Они ужинали. Герберт спросил Сару, что делает Уолт в Вашингтоне, и она ответила, что муж отправился на конференцию по поводу земель, которые индейцы требуют обратно; на таких совещаниях, сказала она, республиканцы в основном выясняют, куда дует ветер.

– Большинство политиков, с которыми Уолт встречается, уверены, что, если в будущем году выдвинут Рейгана вместо Форда, это будет означать смерть партии, – сказала Сара. – А если Великая старая партия умрет, то Уолт не сможет баллотироваться на место Билла Коэна в семьдесят восьмом году, когда Коэн будет претендовать на место Билла Хатауэя в сенате.

Герберт наблюдал, как Денни старательно поглощает фасоль, один стручок за другим, пуская в дело все свои шесть зубов.

– Не думаю, что у Коэна хватит терпения ждать до семьдесят восьмого года, чтобы попасть в сенат. Он выступит против Маски в будущем году.

– Уолт говорит, что Коэн не такой уж болван, – сказала Сара. – Он подождет. Уолт считает, что его собственный шанс не за горами, и я начинаю ему верить.

После ужина они сидели в гостиной, и разговор ушел от политики. Они смотрели, как Денни играет со старыми деревянными машинками и грузовиками, которые молодой еще Герберт Смит смастерил для своего сына двадцать пять с лишним лет назад. Молодой еще Герберт Смит, муж крепкой, добродушной женщины, выпивавшей иногда вечером бутылочку пива «Черная марка». У него не было ни сединки в волосах, он связывал с сыном большие надежды.

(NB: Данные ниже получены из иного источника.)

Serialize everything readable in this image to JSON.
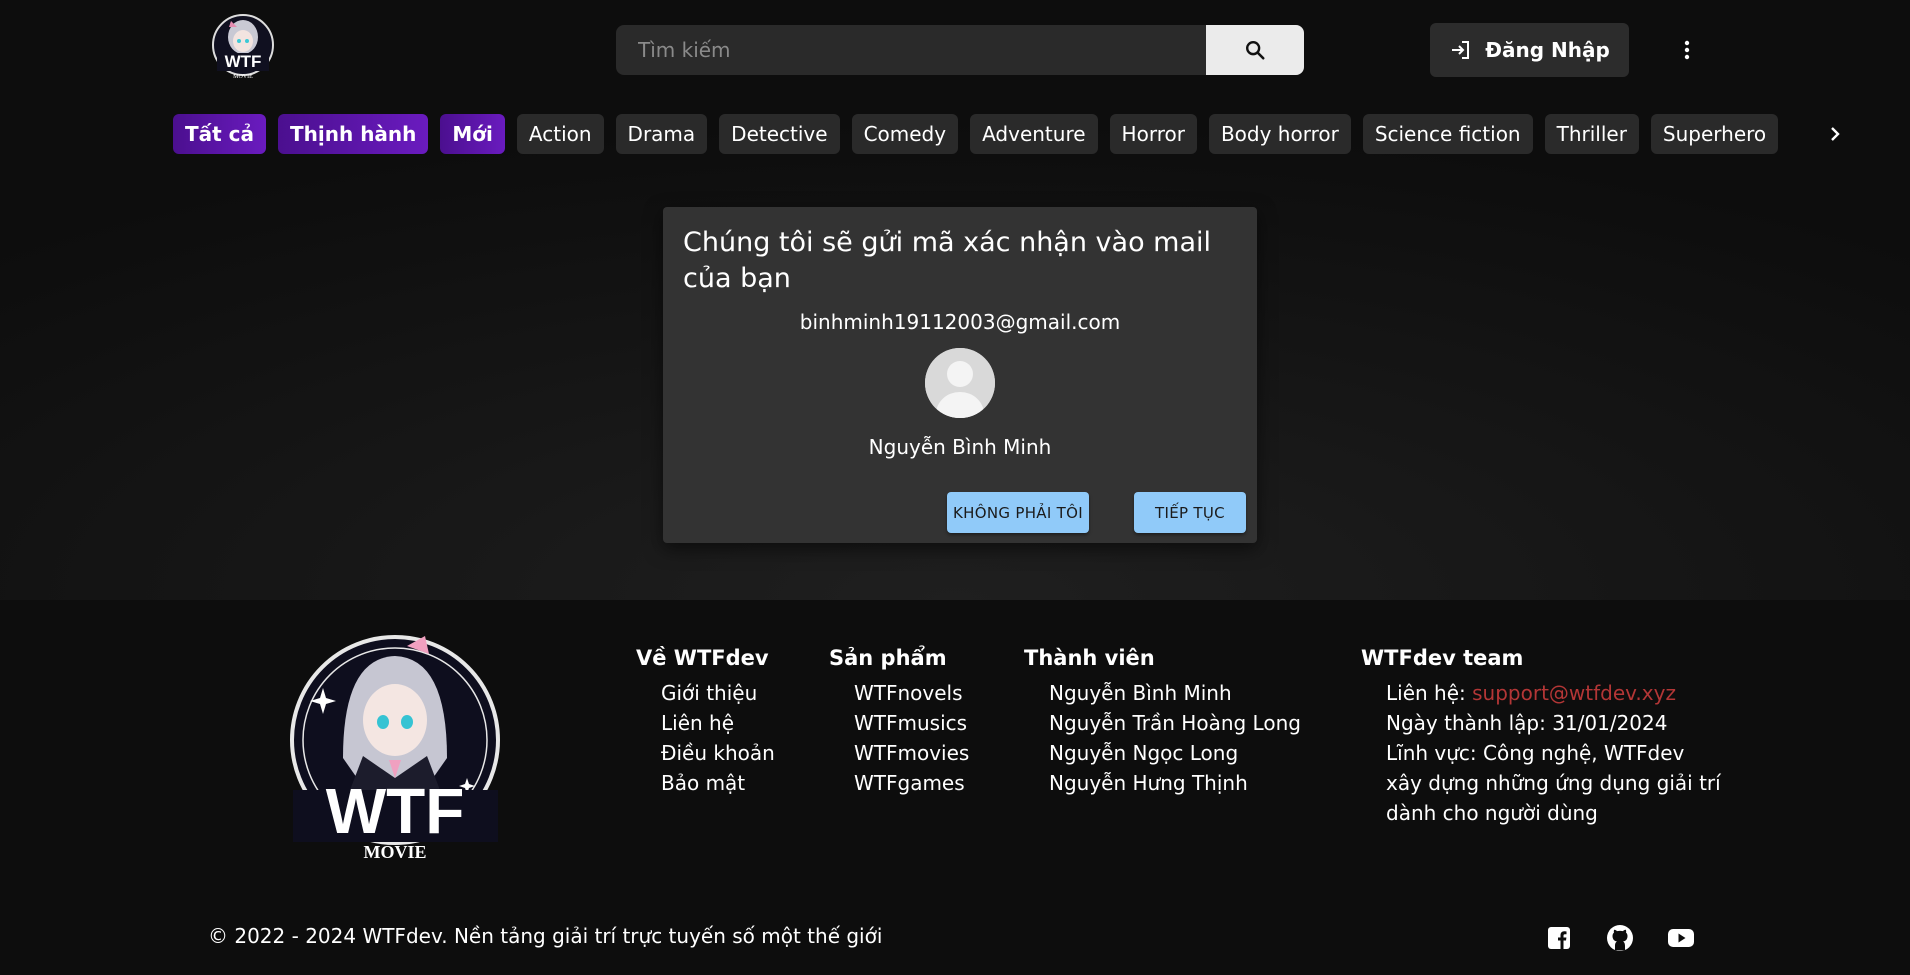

Он, конечно же, понимает, думал Джонни, отпивая кофе. Знает он или не знает, что произошло между мной и Сарой сегодня днем, подозревает или не подозревает, что могло произойти, он понимает главное: это большой самообман. Ни изменить, ни исправить ничего нельзя, можно лишь попытаться примириться. Сегодня днем мы с ней заключили брачный союз, которого никогда не будет. И вот сегодня вечером отец играет со своим внуком.

Джонни вспомнил о Колесе удачи – вот оно замедляется, останавливается.

Зеро. Все проигрывают.

Подкралось уныние, гнетущее чувство безысходности, но он отогнал его прочь. Еще не время грустить; во всяком случае, не сейчас.

В половине девятого Денни стал капризничать, сердиться, и Сара сказала:

– Пора нам ехать, ребята. По дороге в Кеннебанк он может пососать свою бутылочку. Мы и трех миль не проедем, как он отключится. Спасибо за прием. – Ее блестящие зеленые глаза на мгновение нашли глаза Джонни.

– Это вам спасибо, – сказал Герберт, вставая. – Правда, Джонни?

– Правда, – сказал тот. – Я помогу тебе отнести кроватку, Сара.

В дверях Герберт поцеловал Денни в макушку (малыш захватил в свой пухлый кулачок нос Герберта и стал его давить так, что у отца Джонни глаза наполнились слезами), а Сару в щеку. Джонни отнес кроватку к красному «пинто», и Сара дала ему ключи, чтобы он мог все сложить на заднее сиденье.

Когда он с этим покончил, она стояла у передней дверцы и смотрела на него.

– Мы сделали все, что смогли, – сказала она и слегка улыбнулась. Но по блеску ее глаз он понял, что она готова опять расплакаться.